Eğitim, Cumhuriyet Türkiyesi’nin öncelikli davasıydı.
Cumhuriyet karşıtı yönetimlerdir eğitimin birliğini parçalayan, bilimin yerine hurafeleri koyan, aydın yerine imam yetiştirmeye soyunan...
Ülkedeki sefalet ve cehalet tablosunun sorumlusu cumhuriyet gibi soyut kavramlar değil, son 60 yılda Ankara’daki koltuklara ABD tarafından oturtulan kuklalardır...

Güvence aldık!
Gazetelerde 18 Eylül’de haber... Fransa’nın Avrupa Bakanı Pierre Lelouche diyor ki:
- Fransa’nın politikası Türkiye’nin Avrupalı olmadığıdır. Dostumuz veya müttefikimiz olabilir ama üyelik hayır. Bunu yarın görüşeceğim Sayın Egemen Bağış’a söyleyeceğim.
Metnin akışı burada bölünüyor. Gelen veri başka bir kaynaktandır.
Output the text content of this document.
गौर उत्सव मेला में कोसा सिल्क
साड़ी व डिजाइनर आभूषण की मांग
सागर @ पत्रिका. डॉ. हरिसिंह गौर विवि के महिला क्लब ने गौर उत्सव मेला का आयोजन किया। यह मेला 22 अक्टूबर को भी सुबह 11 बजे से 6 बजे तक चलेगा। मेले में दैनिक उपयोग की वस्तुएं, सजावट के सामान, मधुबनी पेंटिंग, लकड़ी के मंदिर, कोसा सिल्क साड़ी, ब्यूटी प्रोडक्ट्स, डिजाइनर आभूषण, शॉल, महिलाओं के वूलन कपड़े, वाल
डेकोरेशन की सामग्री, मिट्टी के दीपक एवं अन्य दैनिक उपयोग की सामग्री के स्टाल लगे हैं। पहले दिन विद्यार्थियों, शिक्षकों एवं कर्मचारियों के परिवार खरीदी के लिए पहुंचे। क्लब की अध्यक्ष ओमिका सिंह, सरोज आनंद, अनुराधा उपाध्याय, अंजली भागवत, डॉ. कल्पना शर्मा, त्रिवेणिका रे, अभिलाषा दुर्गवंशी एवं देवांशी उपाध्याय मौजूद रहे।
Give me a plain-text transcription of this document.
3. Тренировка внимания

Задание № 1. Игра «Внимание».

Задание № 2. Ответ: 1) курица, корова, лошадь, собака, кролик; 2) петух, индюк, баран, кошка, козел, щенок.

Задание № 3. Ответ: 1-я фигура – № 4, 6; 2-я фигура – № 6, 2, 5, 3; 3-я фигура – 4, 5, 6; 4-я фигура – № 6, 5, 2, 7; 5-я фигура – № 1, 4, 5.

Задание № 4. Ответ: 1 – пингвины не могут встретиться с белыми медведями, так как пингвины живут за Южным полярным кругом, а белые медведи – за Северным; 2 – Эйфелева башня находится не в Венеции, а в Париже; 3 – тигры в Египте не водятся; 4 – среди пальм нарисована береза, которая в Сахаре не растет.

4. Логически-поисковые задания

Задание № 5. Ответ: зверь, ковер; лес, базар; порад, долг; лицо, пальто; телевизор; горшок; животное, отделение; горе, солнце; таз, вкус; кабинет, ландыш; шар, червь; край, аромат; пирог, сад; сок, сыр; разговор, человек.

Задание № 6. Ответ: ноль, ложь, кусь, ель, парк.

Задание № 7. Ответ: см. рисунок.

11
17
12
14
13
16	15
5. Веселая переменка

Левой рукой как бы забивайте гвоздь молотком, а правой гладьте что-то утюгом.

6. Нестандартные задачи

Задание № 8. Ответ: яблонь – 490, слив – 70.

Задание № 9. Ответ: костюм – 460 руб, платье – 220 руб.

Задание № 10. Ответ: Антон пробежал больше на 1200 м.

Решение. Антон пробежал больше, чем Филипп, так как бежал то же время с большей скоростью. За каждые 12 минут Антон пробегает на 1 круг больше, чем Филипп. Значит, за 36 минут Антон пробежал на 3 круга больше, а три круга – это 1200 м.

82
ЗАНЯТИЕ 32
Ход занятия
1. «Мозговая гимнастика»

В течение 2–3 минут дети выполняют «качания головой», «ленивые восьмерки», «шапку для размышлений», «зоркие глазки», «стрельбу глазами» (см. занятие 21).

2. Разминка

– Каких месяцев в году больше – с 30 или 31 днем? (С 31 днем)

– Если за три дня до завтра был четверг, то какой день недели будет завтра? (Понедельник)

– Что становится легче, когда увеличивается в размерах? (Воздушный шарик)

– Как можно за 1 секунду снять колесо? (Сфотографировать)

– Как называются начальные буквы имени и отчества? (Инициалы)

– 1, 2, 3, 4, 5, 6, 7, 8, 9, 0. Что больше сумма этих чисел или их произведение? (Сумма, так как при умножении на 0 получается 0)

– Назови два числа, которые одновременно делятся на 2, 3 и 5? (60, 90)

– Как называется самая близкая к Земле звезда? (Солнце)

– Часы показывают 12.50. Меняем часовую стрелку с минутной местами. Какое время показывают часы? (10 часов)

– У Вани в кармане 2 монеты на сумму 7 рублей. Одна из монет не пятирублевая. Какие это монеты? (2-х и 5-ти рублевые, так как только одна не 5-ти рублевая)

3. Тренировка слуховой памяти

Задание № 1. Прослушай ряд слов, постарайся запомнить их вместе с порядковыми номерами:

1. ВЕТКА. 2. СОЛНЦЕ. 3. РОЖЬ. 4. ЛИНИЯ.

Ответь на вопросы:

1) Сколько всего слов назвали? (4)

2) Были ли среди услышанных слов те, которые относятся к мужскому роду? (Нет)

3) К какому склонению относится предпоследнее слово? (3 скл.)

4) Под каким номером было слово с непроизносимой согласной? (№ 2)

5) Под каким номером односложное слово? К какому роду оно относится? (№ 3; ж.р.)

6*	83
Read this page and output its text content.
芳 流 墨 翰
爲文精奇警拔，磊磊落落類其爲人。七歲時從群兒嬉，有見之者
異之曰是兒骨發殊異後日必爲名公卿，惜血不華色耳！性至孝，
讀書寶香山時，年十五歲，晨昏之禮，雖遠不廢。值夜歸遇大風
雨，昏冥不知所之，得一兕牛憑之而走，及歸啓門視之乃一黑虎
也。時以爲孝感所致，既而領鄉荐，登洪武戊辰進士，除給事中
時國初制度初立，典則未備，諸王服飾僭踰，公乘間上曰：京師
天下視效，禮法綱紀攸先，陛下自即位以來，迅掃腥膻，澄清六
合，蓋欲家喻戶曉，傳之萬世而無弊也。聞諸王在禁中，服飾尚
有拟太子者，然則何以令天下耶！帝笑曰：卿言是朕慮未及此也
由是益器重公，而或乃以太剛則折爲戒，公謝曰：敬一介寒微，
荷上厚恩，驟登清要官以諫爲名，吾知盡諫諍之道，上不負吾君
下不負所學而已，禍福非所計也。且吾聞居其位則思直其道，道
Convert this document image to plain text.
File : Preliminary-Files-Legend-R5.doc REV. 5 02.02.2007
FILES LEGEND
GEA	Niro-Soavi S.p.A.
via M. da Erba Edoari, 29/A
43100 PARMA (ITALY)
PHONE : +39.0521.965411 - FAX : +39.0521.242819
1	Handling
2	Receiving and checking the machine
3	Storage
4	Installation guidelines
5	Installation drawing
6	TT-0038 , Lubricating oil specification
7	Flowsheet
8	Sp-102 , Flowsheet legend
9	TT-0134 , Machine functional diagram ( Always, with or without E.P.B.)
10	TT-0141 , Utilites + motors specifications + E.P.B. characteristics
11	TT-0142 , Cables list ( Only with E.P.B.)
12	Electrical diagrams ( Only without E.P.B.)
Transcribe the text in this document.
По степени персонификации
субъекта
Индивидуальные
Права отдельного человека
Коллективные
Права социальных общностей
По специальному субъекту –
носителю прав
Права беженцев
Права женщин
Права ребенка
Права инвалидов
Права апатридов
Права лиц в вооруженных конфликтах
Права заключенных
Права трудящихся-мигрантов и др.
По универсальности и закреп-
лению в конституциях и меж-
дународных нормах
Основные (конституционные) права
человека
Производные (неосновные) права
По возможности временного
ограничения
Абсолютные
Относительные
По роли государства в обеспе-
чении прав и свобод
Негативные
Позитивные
Devlet Bakanı ve AB Başmüzakerecisi Egemen Bağış’ın Lelouche’la görüşmesinden sonra basına verdiği demeç:
- Pierre Lelouche, Türkiye ile AB arasında sürdürülen tam üyelik müzakerelerinin kesilmeyeceği konusunda güvence verdi...

Muğla kıyılarındaki kirliliğin belgeseli çekiliyormuş.
Ankara’da da kirliliğin destanı yazılıyor!